Irish Water abolition ‘would cost State up to €7bn’
Coveney says Fine Gael will ’certainly be willing to talk about water’ with others
Irish Water says abolition of the charges would put Ireland in breach of European rules on the water framework directive and Europe’s “polluter pays” principle. Photograph: Getty Images
The abolition of Irish Water by a new government would cost the State up to €7 billion over the next five years, according to internal estimates by the State-owned utility.
The estimates envisage the losses occurring under four categories: cash costs, sunk costs, benefits forgone and the lost possibility of getting its debts off the exchequer’s books.
With Ireland’s water and sewerage infrastructure in need of a multi-year investment programme costing well over €500 million a year, the issue will have a crucial impact on the incoming government’s ability to spend money on public services and/or tax cuts.
The cash costs have been estimated at about €100 million, and largely involve paying off staff who would not be transferred to local authorities. It would also include the cost of breaking leases and contracts, and the costs of transferring back the property already put into Irish Water ownership.
Sunk costs are categorised as expenditure the value of which would be lost if the company was abolished or water charges ended. Some €500 million has been spent on the metering system, and another €170 million on establishing the financial, procurement and customer processing systems that Irish Water uses.
The benefits forgone are the domestic water charges valued at €1.6 billion that would be collected in the period to 2021, and a further €1.6 billion in savings that are part of the utility’s business plan to 2021.
State balance sheetThe final issue is whether Irish Water’s borrowings could be kept off the State’s balance sheet, something that is decided on in Europe.
At present the utility does not qualify, in large part because of the Government’s decision to give people water conservation grants.
Without water charges, the utility cannot pass the Eurostat test. The achievement of savings, and an increase in domestic customers paying their water charges, which stands at about 63 per cent, will be key to passing the Eurostat test. Late-payment charges begin to apply from July.
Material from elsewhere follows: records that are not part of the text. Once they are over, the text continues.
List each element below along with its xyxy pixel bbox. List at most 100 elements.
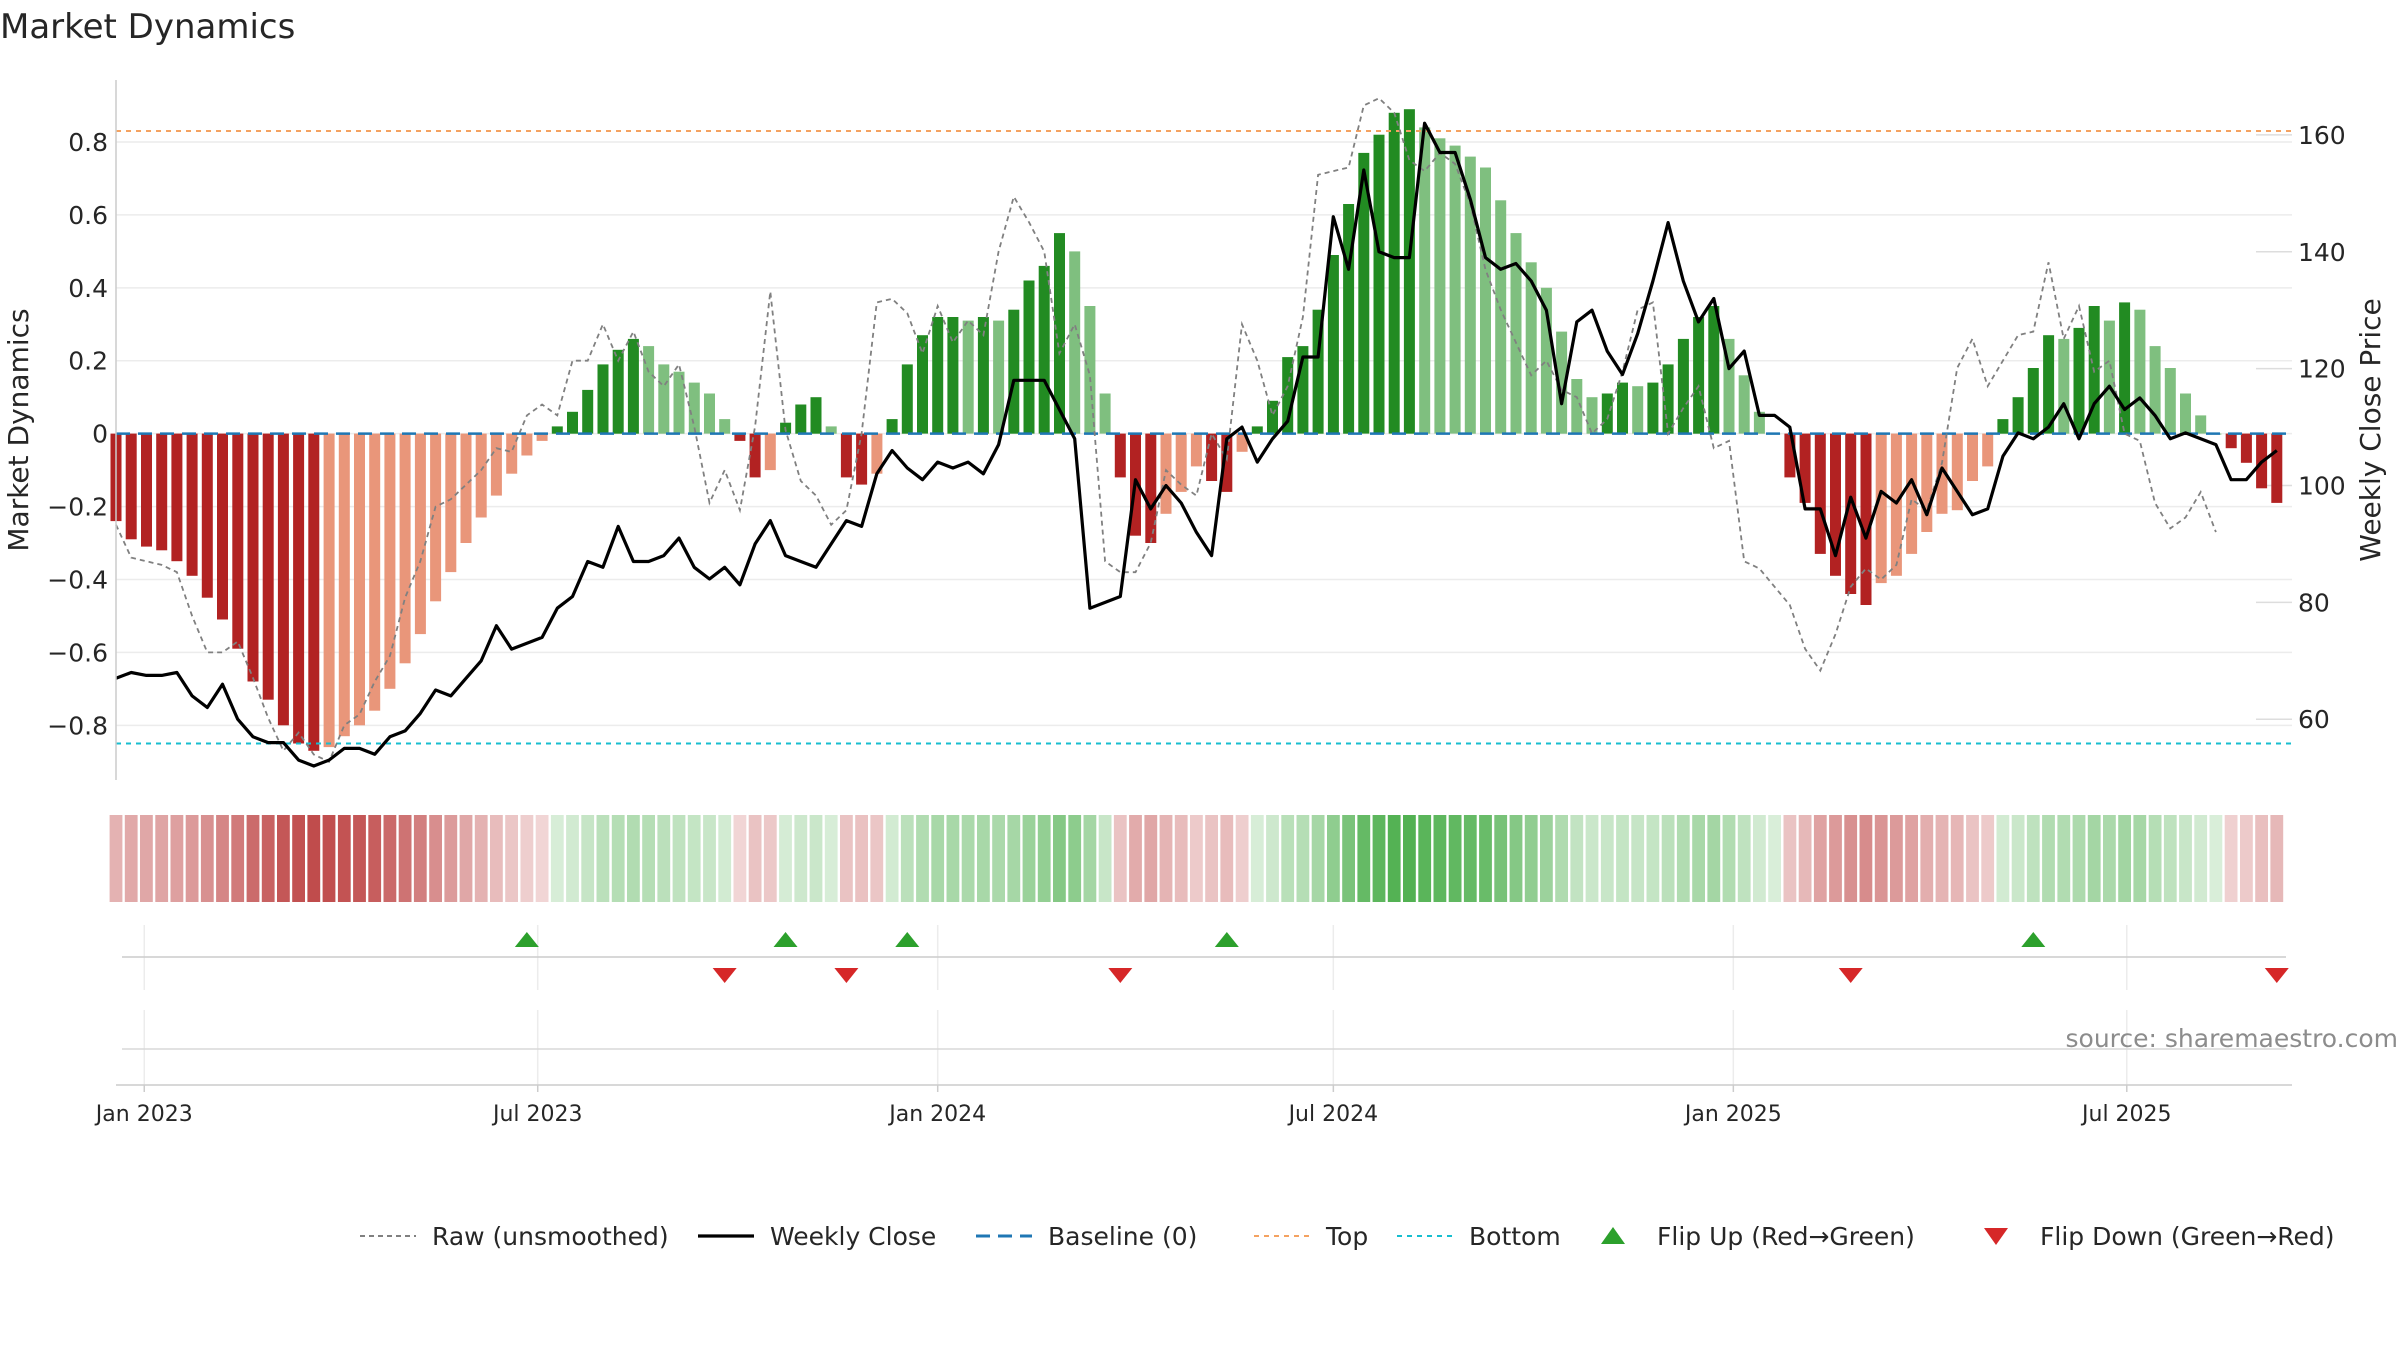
market-dynamics-bar [1480, 167, 1491, 434]
heat-strip-cell [1007, 815, 1021, 902]
heat-strip-cell [1068, 815, 1082, 902]
heat-strip-cell [505, 815, 518, 902]
market-dynamics-bar [1023, 280, 1035, 434]
market-dynamics-bar [1830, 433, 1841, 576]
legend-baseline-label: Baseline (0) [1048, 1222, 1197, 1251]
heat-strip-cell [946, 815, 960, 902]
heat-strip-cell [1585, 815, 1599, 902]
y2-tick-label: 100 [2298, 472, 2346, 501]
heat-strip-cell [1905, 815, 1918, 902]
market-dynamics-bar [2103, 320, 2115, 434]
market-dynamics-bar [597, 364, 609, 434]
x-tick-label: Jan 2025 [1683, 1102, 1782, 1127]
legend-flip-up-label: Flip Up (Red→Green) [1657, 1222, 1915, 1251]
heat-strip-cell [977, 815, 990, 902]
market-dynamics-bar [1997, 419, 2009, 434]
heat-strip-cell [413, 815, 427, 902]
heat-strip-cell [1433, 815, 1447, 902]
market-dynamics-bar [125, 433, 137, 540]
market-dynamics-bar [141, 433, 152, 547]
market-dynamics-bar [977, 317, 989, 434]
market-dynamics-bar [1327, 255, 1339, 434]
heat-strip-cell [1768, 815, 1781, 902]
heat-strip-cell [1859, 815, 1873, 902]
legend-raw-label: Raw (unsmoothed) [432, 1222, 669, 1251]
heat-strip-cell [1829, 815, 1842, 902]
heat-strip-cell [1631, 815, 1645, 902]
heat-strip-cell [474, 815, 488, 902]
market-dynamics-bar [1647, 382, 1659, 434]
market-dynamics-bar [201, 433, 213, 598]
market-dynamics-bar [1936, 433, 1948, 514]
market-dynamics-bar [1099, 393, 1111, 434]
heat-strip-cell [1813, 815, 1827, 902]
heat-strip-cell [2057, 815, 2071, 902]
heat-strip-cell [809, 815, 823, 902]
market-dynamics-bar [171, 433, 183, 562]
market-dynamics-bar [764, 433, 776, 471]
heat-strip-cell [961, 815, 975, 902]
heat-strip-cell [885, 815, 899, 902]
heat-strip-cell [1250, 815, 1264, 902]
market-dynamics-bar [384, 433, 396, 689]
heat-strip-cell [1600, 815, 1614, 902]
heat-strip-cell [550, 815, 564, 902]
market-dynamics-bar [1175, 433, 1187, 492]
x-tick-label: Jul 2025 [2080, 1102, 2172, 1127]
heat-strip-cell [1707, 815, 1721, 902]
heat-strip-cell [383, 815, 397, 902]
heat-strip-cell [1463, 815, 1477, 902]
market-dynamics-bar [399, 433, 411, 664]
market-dynamics-bar [2058, 338, 2070, 434]
heat-strip-cell [763, 815, 777, 902]
market-dynamics-bar [795, 404, 807, 434]
market-dynamics-bar [749, 433, 761, 478]
heat-strip-cell [1996, 815, 2010, 902]
heat-strip-cell [1098, 815, 1112, 902]
market-dynamics-bar [2271, 433, 2283, 503]
market-dynamics-bar [1784, 433, 1796, 478]
market-dynamics-bar [1677, 338, 1689, 434]
legend-top-label: Top [1325, 1222, 1368, 1251]
market-dynamics-bar [2195, 415, 2207, 434]
y-axis-label: Market Dynamics [2, 308, 35, 551]
market-dynamics-bar [2119, 302, 2131, 434]
heat-strip-cell [1372, 815, 1386, 902]
heat-strip-cell [2011, 815, 2025, 902]
heat-strip-cell [2118, 815, 2131, 902]
market-dynamics-bar [856, 433, 868, 485]
heat-strip-cell [1661, 815, 1675, 902]
market-dynamics-bar [506, 433, 518, 474]
heat-strip-cell [307, 815, 321, 902]
market-dynamics-bar [1951, 433, 1963, 511]
market-dynamics-bar [1038, 265, 1050, 434]
market-dynamics-bar [323, 433, 335, 748]
y2-tick-label: 140 [2298, 238, 2346, 267]
market-dynamics-bar [1267, 400, 1278, 434]
market-dynamics-bar [810, 397, 822, 434]
heat-strip-cell [1311, 815, 1325, 902]
market-dynamics-bar [1860, 433, 1872, 605]
market-dynamics-bar [1358, 152, 1370, 434]
market-dynamics-bar [1617, 382, 1628, 434]
y-tick-label: −0.4 [47, 565, 108, 594]
market-dynamics-bar [1206, 433, 1218, 481]
heat-strip-cell [794, 815, 808, 902]
heat-strip-cell [1540, 815, 1553, 902]
market-dynamics-bar [962, 320, 974, 434]
heat-strip-cell [1357, 815, 1371, 902]
heat-strip-cell [322, 815, 336, 902]
market-dynamics-bar [186, 433, 198, 576]
market-dynamics-bar [917, 335, 928, 434]
source-label: source: sharemaestro.com [2066, 1024, 2399, 1053]
market-dynamics-bar [1982, 433, 1994, 467]
market-dynamics-bar [430, 433, 442, 602]
heat-strip-cell [1266, 815, 1279, 902]
heat-strip-cell [748, 815, 762, 902]
market-dynamics-bar [627, 338, 639, 434]
heat-strip-cell [1890, 815, 1903, 902]
market-dynamics-bar [1875, 433, 1887, 584]
heat-strip-cell [140, 815, 153, 902]
market-dynamics-bar [2240, 433, 2252, 463]
market-dynamics-bar [840, 433, 852, 478]
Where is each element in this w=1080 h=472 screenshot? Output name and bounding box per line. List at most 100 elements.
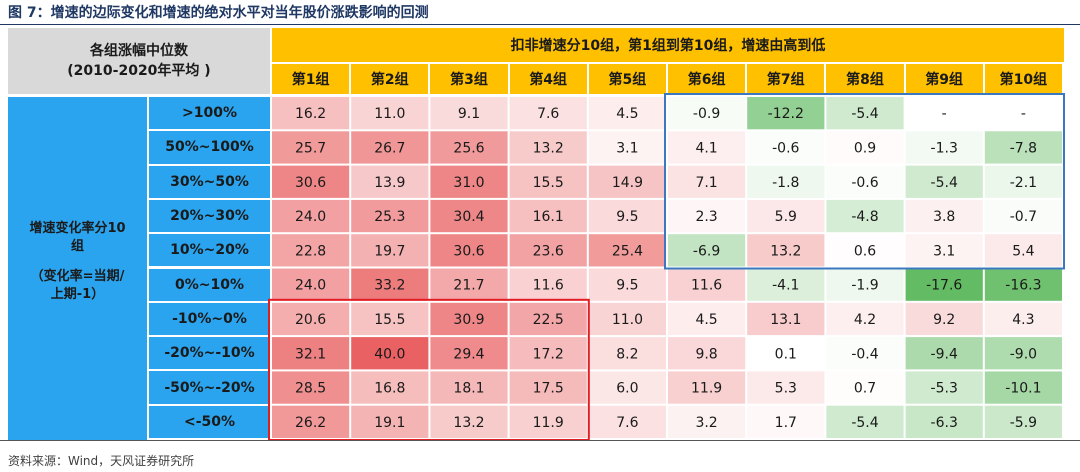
side-label-line3: （变化率=当期/	[30, 269, 125, 284]
cell-value-label: 0.1	[775, 346, 797, 362]
heatmap-cell	[272, 131, 350, 164]
cell-value-label: 3.2	[695, 415, 717, 431]
heatmap-cell	[430, 199, 508, 233]
column-header: 第4组	[509, 64, 587, 94]
heatmap-cell	[668, 199, 746, 233]
cell-value-label: -17.6	[926, 278, 962, 294]
heatmap-cell	[905, 234, 983, 267]
heatmap-cell	[826, 337, 904, 370]
heatmap-cell	[509, 268, 587, 301]
heatmap-cell	[747, 131, 825, 164]
cell-value-label: 31.0	[453, 175, 484, 191]
cell-value-label: 14.9	[612, 175, 643, 191]
cell-value-label: -1.3	[931, 140, 958, 156]
heatmap-cell	[272, 234, 350, 267]
column-header: 第2组	[351, 64, 429, 94]
cell-value-label: 19.7	[374, 243, 405, 259]
row-header: -50%~-20%	[149, 371, 270, 404]
cell-value-label: 9.1	[458, 106, 480, 122]
heatmap-cell	[272, 371, 350, 404]
cell-value-label: 24.0	[295, 278, 326, 294]
heatmap-cell	[430, 371, 508, 404]
cell-value-label: 4.3	[1012, 312, 1034, 328]
heatmap-cell	[984, 337, 1062, 370]
heatmap-cell	[668, 302, 746, 336]
heatmap-cell	[509, 337, 587, 370]
heatmap-cell	[905, 165, 983, 198]
cell-value-label: 22.8	[295, 243, 326, 259]
heatmap-cell	[826, 371, 904, 404]
cell-value-label: -1.8	[772, 175, 799, 191]
cell-value-label: 25.4	[612, 243, 643, 259]
cell-value-label: 4.5	[695, 312, 717, 328]
heatmap-cell	[984, 234, 1062, 267]
heatmap-cell	[905, 97, 983, 130]
column-header: 第9组	[905, 64, 983, 94]
cell-value-label: 20.6	[295, 312, 326, 328]
cell-value-label: -6.9	[693, 243, 720, 259]
heatmap-cell	[430, 131, 508, 164]
cell-value-label: 4.2	[854, 312, 876, 328]
heatmap-cell	[747, 97, 825, 130]
cell-value-label: 24.0	[295, 209, 326, 225]
heatmap-cell	[272, 97, 350, 130]
heatmap-cell	[509, 371, 587, 404]
cell-value-label: -16.3	[1005, 278, 1041, 294]
heatmap-cell	[905, 131, 983, 164]
cell-value-label: 21.7	[453, 278, 484, 294]
cell-value-label: 4.5	[616, 106, 638, 122]
cell-value-label: -4.1	[772, 278, 799, 294]
heatmap-cell	[826, 234, 904, 267]
cell-value-label: 30.9	[453, 312, 484, 328]
cell-value-label: 1.7	[775, 415, 797, 431]
cell-value-label: 25.6	[453, 140, 484, 156]
column-header: 第5组	[588, 64, 666, 94]
column-header: 第6组	[668, 64, 746, 94]
footer-rule	[0, 440, 1080, 441]
cell-value-label: -0.9	[693, 106, 720, 122]
cell-value-label: 17.2	[533, 346, 564, 362]
cell-value-label: 28.5	[295, 381, 326, 397]
corner-header-line1: 各组涨幅中位数	[90, 43, 188, 59]
heatmap-cell	[668, 371, 746, 404]
heatmap-cell	[984, 165, 1062, 198]
column-header: 第7组	[747, 64, 825, 94]
heatmap-cell	[430, 165, 508, 198]
cell-value-label: -0.7	[1010, 209, 1037, 225]
cell-value-label: -5.4	[851, 415, 878, 431]
cell-value-label: 7.6	[616, 415, 638, 431]
cell-value-label: 5.9	[775, 209, 797, 225]
cell-value-label: 13.2	[533, 140, 564, 156]
heatmap-cell	[588, 405, 666, 438]
cell-value-label: 13.2	[453, 415, 484, 431]
cell-value-label: -7.8	[1010, 140, 1037, 156]
cell-value-label: -9.4	[931, 346, 958, 362]
cell-value-label: 3.1	[616, 140, 638, 156]
row-header: >100%	[149, 97, 270, 130]
cell-value-label: 29.4	[453, 346, 484, 362]
cell-value-label: 9.8	[695, 346, 717, 362]
heatmap-cell	[826, 302, 904, 336]
side-label-line2: 组	[70, 239, 84, 254]
heatmap-cell	[668, 165, 746, 198]
side-row-group-header	[8, 97, 147, 440]
cell-value-label: 40.0	[374, 346, 405, 362]
heatmap-cell	[430, 302, 508, 336]
heatmap-cell	[272, 405, 350, 438]
cell-value-label: 30.4	[453, 209, 484, 225]
cell-value-label: 16.2	[295, 106, 326, 122]
cell-value-label: 25.7	[295, 140, 326, 156]
heatmap-cell	[984, 405, 1062, 438]
heatmap-cell	[272, 199, 350, 233]
heatmap-cell	[351, 371, 429, 404]
heatmap-cell	[272, 337, 350, 370]
heatmap-cell	[430, 97, 508, 130]
cell-value-label: 16.1	[533, 209, 564, 225]
cell-value-label: -6.3	[931, 415, 958, 431]
cell-value-label: 0.7	[854, 381, 876, 397]
cell-value-label: 8.2	[616, 346, 638, 362]
heatmap-cell	[826, 131, 904, 164]
cell-value-label: 16.8	[374, 381, 405, 397]
heatmap-cell	[668, 97, 746, 130]
top-span-header: 扣非增速分10组，第1组到第10组，增速由高到低	[272, 28, 1064, 62]
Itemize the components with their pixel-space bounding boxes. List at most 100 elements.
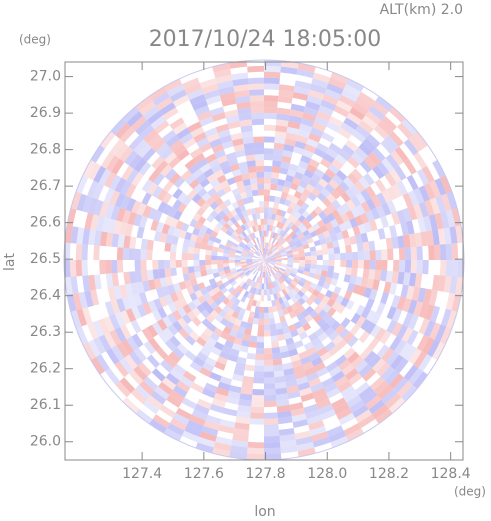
echo-cell — [268, 243, 272, 250]
echo-cell — [268, 207, 274, 214]
echo-cell — [289, 282, 296, 290]
echo-cell — [371, 195, 382, 208]
echo-cell — [161, 377, 177, 391]
echo-cell — [457, 260, 464, 278]
echo-cell — [258, 256, 264, 260]
echo-cell — [269, 256, 276, 259]
echo-cell — [263, 254, 264, 260]
echo-cell — [264, 248, 266, 255]
echo-cell — [303, 169, 314, 179]
echo-cell — [273, 142, 285, 150]
echo-cell — [396, 209, 406, 224]
echo-cell — [355, 315, 366, 328]
echo-cell — [351, 355, 364, 369]
echo-cell — [186, 419, 204, 432]
echo-cell — [98, 168, 112, 186]
echo-cell — [93, 165, 107, 183]
echo-cell — [119, 126, 136, 143]
echo-cell — [262, 260, 264, 266]
echo-cell — [188, 163, 200, 175]
echo-cell — [345, 244, 352, 253]
echo-cell — [244, 244, 251, 250]
echo-cell — [209, 403, 225, 414]
echo-cell — [282, 326, 291, 334]
echo-cell — [264, 255, 269, 260]
echo-cell — [407, 205, 418, 221]
echo-cell — [274, 286, 279, 294]
echo-cell — [201, 318, 212, 328]
echo-cell — [225, 321, 235, 330]
echo-cell — [236, 247, 243, 252]
echo-cell — [173, 144, 187, 157]
echo-cell — [151, 185, 163, 199]
echo-cell — [248, 265, 255, 271]
echo-cell — [109, 139, 125, 156]
echo-cell — [269, 261, 276, 263]
y-unit: (deg) — [19, 33, 51, 47]
echo-cell — [129, 271, 137, 284]
echo-cell — [308, 351, 320, 362]
echo-cell — [269, 195, 276, 203]
echo-cell — [299, 193, 308, 203]
echo-cell — [327, 247, 335, 255]
echo-cell — [322, 303, 332, 313]
echo-cell — [404, 247, 412, 260]
echo-cell — [240, 253, 247, 257]
echo-cell — [205, 305, 215, 315]
echo-cell — [260, 265, 263, 272]
echo-cell — [237, 186, 246, 194]
echo-cell — [109, 314, 121, 330]
echo-cell — [252, 269, 258, 275]
echo-cell — [105, 260, 112, 274]
echo-cell — [191, 99, 208, 111]
echo-cell — [276, 399, 290, 407]
echo-cell — [193, 253, 200, 260]
echo-cell — [130, 388, 147, 405]
echo-cell — [166, 423, 185, 436]
echo-cell — [238, 161, 248, 170]
echo-cell — [374, 327, 387, 341]
echo-cell — [193, 132, 207, 143]
echo-cell — [229, 348, 240, 357]
echo-cell — [193, 260, 200, 267]
echo-cell — [133, 139, 148, 155]
echo-cell — [235, 180, 245, 189]
echo-cell — [246, 352, 256, 360]
echo-cell — [257, 249, 262, 256]
echo-cell — [195, 336, 207, 347]
echo-cell — [440, 193, 452, 212]
echo-cell — [275, 256, 282, 259]
echo-cell — [81, 260, 89, 276]
echo-cell — [113, 220, 122, 235]
echo-cell — [123, 271, 131, 285]
echo-cell — [250, 207, 256, 215]
echo-cell — [116, 247, 124, 260]
echo-cell — [165, 276, 174, 286]
echo-cell — [249, 335, 258, 342]
echo-cell — [170, 292, 179, 303]
echo-cell — [291, 247, 299, 253]
echo-cell — [139, 380, 155, 396]
echo-cell — [175, 407, 192, 420]
echo-cell — [293, 204, 302, 212]
echo-cell — [279, 248, 286, 253]
echo-cell — [423, 320, 436, 338]
echo-cell — [343, 390, 359, 403]
echo-cell — [244, 270, 251, 276]
echo-cell — [151, 368, 166, 382]
echo-cell — [260, 271, 263, 278]
echo-cell — [304, 263, 311, 269]
echo-cell — [266, 249, 271, 256]
echo-cell — [111, 345, 125, 362]
echo-cell — [237, 212, 245, 220]
echo-cell — [316, 367, 329, 378]
echo-cell — [287, 254, 294, 258]
echo-cell — [385, 270, 393, 283]
echo-cell — [300, 118, 315, 128]
echo-cell — [169, 390, 185, 403]
echo-cell — [279, 315, 287, 323]
echo-cell — [311, 187, 321, 197]
echo-cell — [184, 425, 202, 437]
echo-cell — [234, 228, 242, 235]
echo-cell — [264, 388, 276, 396]
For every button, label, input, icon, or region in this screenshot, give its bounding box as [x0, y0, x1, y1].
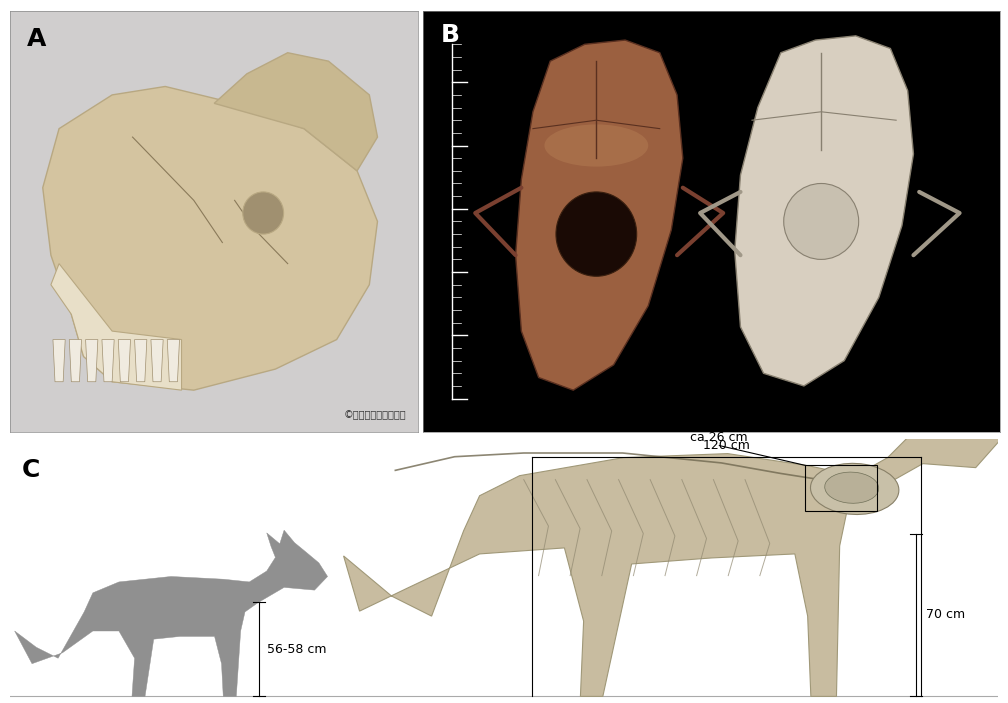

Minister for Agriculture Simon Coveney told RTÉ’s Prime Time last night that Fine Gael will certainly be willing to talk about water during negotiations on the formation of a new government.
Fianna Fáil has said, if in government, it would abolish the controversial company and suspend water charges but the move could see hundreds of jobs being lost in party leader Micheál Martin’s constituency. About 400 people at Abtran’s Cork facility are involved in providing outsourced customer services to Irish Water. Direct employment losses at the utility would be about 500 but a shared services centre in Cork, used by Irish Water and Gas Networks Ireland, would also be likely to let some 100 staff go if the company closes.
Sinn Féin also campaigned on a policy of abolishing Irish Water and water charges. Its newly elected TD for Dublin Bay North, Denise Mitchell, on Tuesday said her party stood on a platform to abolish water charges and it would be a priority in the new Dáil. Newly elected TDs from smaller groups and parties have also supported abolition of the utility.
With Irish Water already taking central control for such issues as procurement, insurance, and an investment plan for a fully mapped water and sewerage system, some experts question if the abolition of the utility was possible. “It would be like putting the toothpaste back in the tube,” said one.
They also pointed out that abolition of the charges would put Ireland in breach of European rules on the water framework directive and Europe’s “polluter pays” principle. The potential fine for such a breach could be in the region of €120 million.